Rønnebæksholm’s history dates back to the Middle Ages and is first mentioned in written sources in 1321. The narrative about Rønnebæksholm is rooted in local myths, as well as the official history of Denmark. According to legend, the main building’s location is shrouded in mystique, while official sources show that Denmark’s first powder mill was erected on Rønnebæksholm’s grounds in 1513.
The manor’s wealth of stories springs forth from its buildings, gardens, park and archives. Most of these stories are mere side notes to the canonised cultural history of Denmark, yet for this very reason they jog our typical perception of certain historical events and figures.
For example, Rønnebæksholm has strong ties to the women’s rights movement through the lives of figures such as Marie Toft and Mathilde Fibiger, who resided at the manor.

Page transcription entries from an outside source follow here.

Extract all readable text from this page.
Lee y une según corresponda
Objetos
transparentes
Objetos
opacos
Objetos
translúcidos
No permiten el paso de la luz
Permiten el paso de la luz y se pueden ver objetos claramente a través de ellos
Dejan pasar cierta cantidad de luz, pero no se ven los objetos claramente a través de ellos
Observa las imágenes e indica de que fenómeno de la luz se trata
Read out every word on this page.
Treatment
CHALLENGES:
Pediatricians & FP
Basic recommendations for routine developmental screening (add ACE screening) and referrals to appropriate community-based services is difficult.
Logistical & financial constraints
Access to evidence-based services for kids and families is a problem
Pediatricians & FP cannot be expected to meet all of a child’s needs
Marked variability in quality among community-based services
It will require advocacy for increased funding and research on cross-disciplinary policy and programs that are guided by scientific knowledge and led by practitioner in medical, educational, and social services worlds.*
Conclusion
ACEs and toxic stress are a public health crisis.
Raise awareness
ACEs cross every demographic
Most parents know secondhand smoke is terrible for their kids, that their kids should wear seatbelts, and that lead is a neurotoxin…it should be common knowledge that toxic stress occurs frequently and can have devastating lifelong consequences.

The manor’s history also makes unique contributions to our understanding of the emergence of peasant rights, 18th century propagandistic history writing, King Christian II’s utopian projects, and the happiest years of Danish cultural icon N.F.S Grundtvig’s life as he resided at Rønnebæksholm with his wife Marie.
Today at Rønnebæksholm, we draw on the manor’s storied history as a basis for the critical exploration of contemporary society and culture through art exhibitions, cultural events and our range of educational programmes.
Rønnebæksholm is a cultural institution in Næstved Municipality and also operates Storstrøm Art School.